This was as close as I got to good with no flash, but as you can see it has lots of noise and is kind of blurry.

Sorry if my question is a little unclear.
 
Faster shutter speed, make sure your iso is set at 200 to eliminate the noise. Or use a tripod.
 
Problem is on auto you can't change the shutter speed, as far as I know. I am still new to this camera and photo taking in general.
 
You took that at iso3200, 1/25s, and f/5.6 which comes out to just under 5EV, which is really dim for an f/5.6 lens. That's why you were at iso3200 and still only getting a 1/25s shutter speed which will be blurry on most 55mm shots handheld. Like most things in photography, there's a lot of different ways to do the same thing.

If your cat stays very still, use a tripod and lower the iso down to 800 or so and you'll have a 1/6s exposure which will look a lot cleaner and also be blur free.

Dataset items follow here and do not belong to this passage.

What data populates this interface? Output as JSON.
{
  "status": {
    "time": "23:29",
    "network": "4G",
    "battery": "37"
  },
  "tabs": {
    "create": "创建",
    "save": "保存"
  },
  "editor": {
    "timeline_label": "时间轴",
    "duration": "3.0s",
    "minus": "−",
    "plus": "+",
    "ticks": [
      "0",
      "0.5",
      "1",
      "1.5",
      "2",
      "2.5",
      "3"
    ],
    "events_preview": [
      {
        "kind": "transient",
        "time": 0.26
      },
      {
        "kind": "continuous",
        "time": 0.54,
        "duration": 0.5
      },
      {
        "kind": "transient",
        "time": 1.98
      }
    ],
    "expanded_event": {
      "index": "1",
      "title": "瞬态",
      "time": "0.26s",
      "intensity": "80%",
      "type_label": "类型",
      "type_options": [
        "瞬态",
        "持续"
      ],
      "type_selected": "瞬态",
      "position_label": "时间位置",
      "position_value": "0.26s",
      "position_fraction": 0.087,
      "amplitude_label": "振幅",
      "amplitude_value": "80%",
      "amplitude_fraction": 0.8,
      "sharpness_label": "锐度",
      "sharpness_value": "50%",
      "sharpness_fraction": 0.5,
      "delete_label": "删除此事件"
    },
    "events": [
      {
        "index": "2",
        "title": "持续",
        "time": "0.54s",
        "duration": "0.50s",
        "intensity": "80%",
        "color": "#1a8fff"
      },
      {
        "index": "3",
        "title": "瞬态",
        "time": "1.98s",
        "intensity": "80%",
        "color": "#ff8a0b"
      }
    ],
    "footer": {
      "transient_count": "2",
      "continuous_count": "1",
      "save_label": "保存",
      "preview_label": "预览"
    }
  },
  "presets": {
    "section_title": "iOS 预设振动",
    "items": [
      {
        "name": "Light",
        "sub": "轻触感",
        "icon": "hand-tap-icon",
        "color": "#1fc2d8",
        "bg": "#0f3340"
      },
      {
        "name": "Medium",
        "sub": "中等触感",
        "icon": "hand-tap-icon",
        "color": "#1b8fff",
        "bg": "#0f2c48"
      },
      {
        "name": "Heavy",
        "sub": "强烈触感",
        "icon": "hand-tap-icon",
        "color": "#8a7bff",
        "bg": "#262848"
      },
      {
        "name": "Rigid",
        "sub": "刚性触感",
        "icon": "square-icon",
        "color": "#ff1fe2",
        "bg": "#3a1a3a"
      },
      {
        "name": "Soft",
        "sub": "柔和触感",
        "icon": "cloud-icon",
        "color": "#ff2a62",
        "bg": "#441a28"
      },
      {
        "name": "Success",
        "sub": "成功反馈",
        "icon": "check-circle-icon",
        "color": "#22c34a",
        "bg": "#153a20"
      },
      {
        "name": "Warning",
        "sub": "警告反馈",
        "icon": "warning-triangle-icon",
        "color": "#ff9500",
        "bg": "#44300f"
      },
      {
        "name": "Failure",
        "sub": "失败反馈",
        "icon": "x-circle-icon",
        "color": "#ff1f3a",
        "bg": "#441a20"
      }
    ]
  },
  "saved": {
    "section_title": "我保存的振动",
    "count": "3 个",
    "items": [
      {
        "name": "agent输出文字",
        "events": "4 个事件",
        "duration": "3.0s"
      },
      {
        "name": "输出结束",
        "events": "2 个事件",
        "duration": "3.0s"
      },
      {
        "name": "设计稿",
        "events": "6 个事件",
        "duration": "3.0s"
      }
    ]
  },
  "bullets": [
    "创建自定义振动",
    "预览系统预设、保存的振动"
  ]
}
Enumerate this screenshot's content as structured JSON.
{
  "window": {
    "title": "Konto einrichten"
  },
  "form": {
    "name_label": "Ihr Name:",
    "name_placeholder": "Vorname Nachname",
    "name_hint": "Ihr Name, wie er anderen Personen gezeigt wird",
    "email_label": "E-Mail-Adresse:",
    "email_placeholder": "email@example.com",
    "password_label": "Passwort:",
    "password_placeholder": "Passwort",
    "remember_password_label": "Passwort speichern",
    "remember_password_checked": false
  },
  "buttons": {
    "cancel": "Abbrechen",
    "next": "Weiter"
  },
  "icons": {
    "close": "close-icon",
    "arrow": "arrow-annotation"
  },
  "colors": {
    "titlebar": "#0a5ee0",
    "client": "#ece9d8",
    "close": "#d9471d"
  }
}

Get either an SB-400 or SB-800 flash. With the SB-400 you can flip the flash head directly up and bounce flash, but it might ruin the ambient light look with a ceiling bounce. With the SB-600 you can rotate it 270 degrees along with level to straight up in various increments so you could point it at your light source (a window) and the flash will have the effect of just adding to the light that's coming in through the window. If you get your flash bouncing technique right and have your white balance tuned properly, you can get great looking completely natural light looking photos. But it might disturb your cat.

Next up are faster lenses. The 18-55 has a maximum aperture of f/5.6 at the long end which is super slow, especially for dim indoor lighting. The 50mm f/1.8 is $100 and just over 3-stops faster, but it won't focus nearly as closely as the 18-55 will, so probably not a good option. You can get extension tubes (kenko 12mm) and close-up filters that will help get you at least as close as the 18-55 if not better, but if you like taking close-up photos you might want to just look for a dedicated macro lens.

You can get a 55 or 60mm f/2.8 macro lens that will focus even closer than the 18-55 will (full 1:1 macro vs 1:3.2 on the 18-55) and the f/2.8 aperture is a ton faster. You'd be able to pull off 1/60s and iso1600 which should give you a much sharper and cleaner looking picture. The D40 does pretty good at iso1600, but do that on a tripod at 1/30s, f/2.8, and iso800 and it'd look even better. Pickup the ML-L3 IR remote shutter release for 15 bucks and you'd be golden. The only catch is, you'd have to manually focus these lenses because they're not AF-S, but that's not a big deal for macro photography. A lot of people end up manually focusing anyways.

There's the 105mm f/2.8 VR micro lens which is AF-S, plenty quick, has VR, and will give you more working distance from your subject, but of course it's the priciest option. I forget the price but I think it's in the $700 range.